One of the most difficult moments on the mission for me was seeing children turned away for surgery because of their current health- one boy was wheezing and coughing. Surgery would be unsafe to perform if one was sick which meant that they would have to wait for another team to visit Pampanga. This news is devastating to a family. I was helping one of the nurses bring patients from the pre-op area up to the room where they would wait for surgery. I was leading the nervous mother and her son up to the 3rd floor of the hospital. I smiled and introduced myself hoping to put them at ease. I learned that his name was Cipriano and saw that he had a unilateral cleft lip. The pediatrician carefully checked Cipriano out one last time listening intently to his breath through a stethoscope. He turned hesitantly and with disappointment in his voice explained that Cipriano would not be able to receive surgery this mission. Even though they were speaking a different language, I could tell that the pediatrician was delivering unwanted news, that Cipriano would be unable to receive surgery. Their heart-broken faces with tears welling in their eyes immediately and profoundly impacted me, I was overwhelmed with sadness. I had to remind myself that Operation Smile would be back and would hopefully be able to help Cipriano next year.

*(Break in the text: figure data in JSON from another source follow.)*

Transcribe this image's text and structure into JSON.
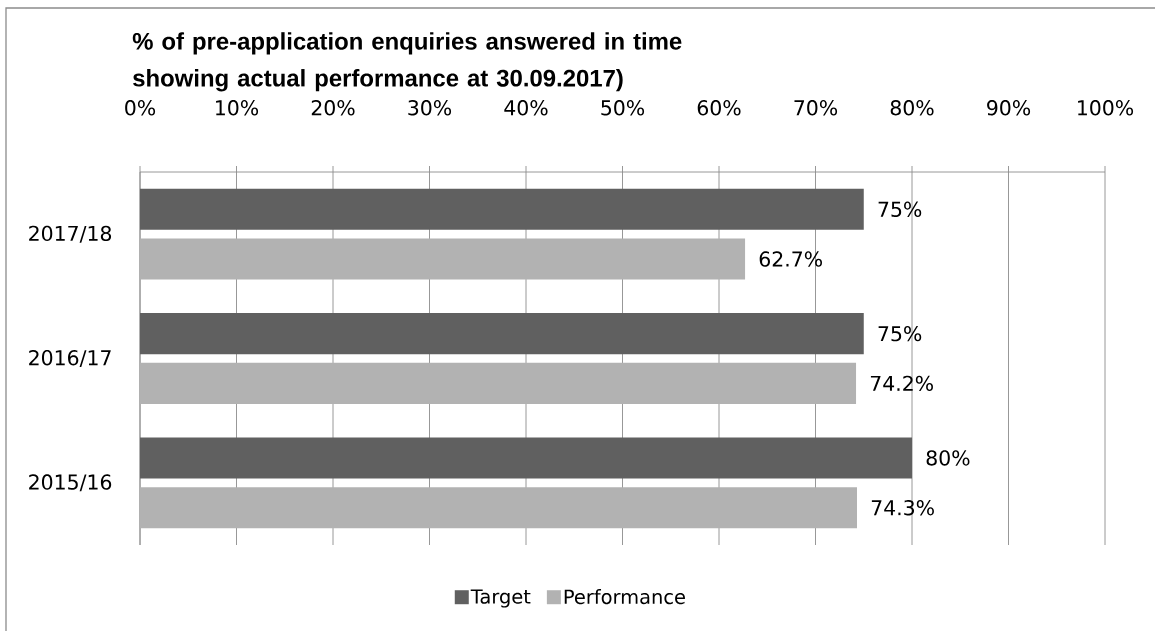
{
  "chart_data": {
    "type": "bar",
    "orientation": "horizontal",
    "title": "% of pre-application enquiries answered in time showing actual performance at 30.09.2017)",
    "categories": [
      "2017/18",
      "2016/17",
      "2015/16"
    ],
    "series": [
      {
        "name": "Target",
        "color": "#606060",
        "values": [
          75,
          75,
          80
        ],
        "value_labels": [
          "75%",
          "75%",
          "80%"
        ]
      },
      {
        "name": "Performance",
        "color": "#b2b2b2",
        "values": [
          62.7,
          74.2,
          74.3
        ],
        "value_labels": [
          "62.7%",
          "74.2%",
          "74.3%"
        ]
      }
    ],
    "xlim": [
      0,
      100
    ],
    "xticks": [
      {
        "value": 0,
        "label": "0%"
      },
      {
        "value": 10,
        "label": "10%"
      },
      {
        "value": 20,
        "label": "20%"
      },
      {
        "value": 30,
        "label": "30%"
      },
      {
        "value": 40,
        "label": "40%"
      },
      {
        "value": 50,
        "label": "50%"
      },
      {
        "value": 60,
        "label": "60%"
      },
      {
        "value": 70,
        "label": "70%"
      },
      {
        "value": 80,
        "label": "80%"
      },
      {
        "value": 90,
        "label": "90%"
      },
      {
        "value": 100,
        "label": "100%"
      }
    ],
    "grid": "x",
    "legend": "bottom"
  }
}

In the past, I have heard stories about missions and how incredibly inspiring and life-changing they are. My mission to Pampanga, Philippines with Operation Smile has made me appreciate all the big and small things in my life that I used to take for granted. I now have a better understanding of why Operation Smile was started and why it does make such an impact on not only the patients themselves but their mothers, fathers, brothers, sisters, and the entirety of the Operation Smile team. I can share my experience with friends and family and express my sincere gratitude for those who give selflessly of their time and expertise travelling to all corners of the world to help other. I am so grateful to have had this experience and cannot wait to help “change more lives one smile at a time.”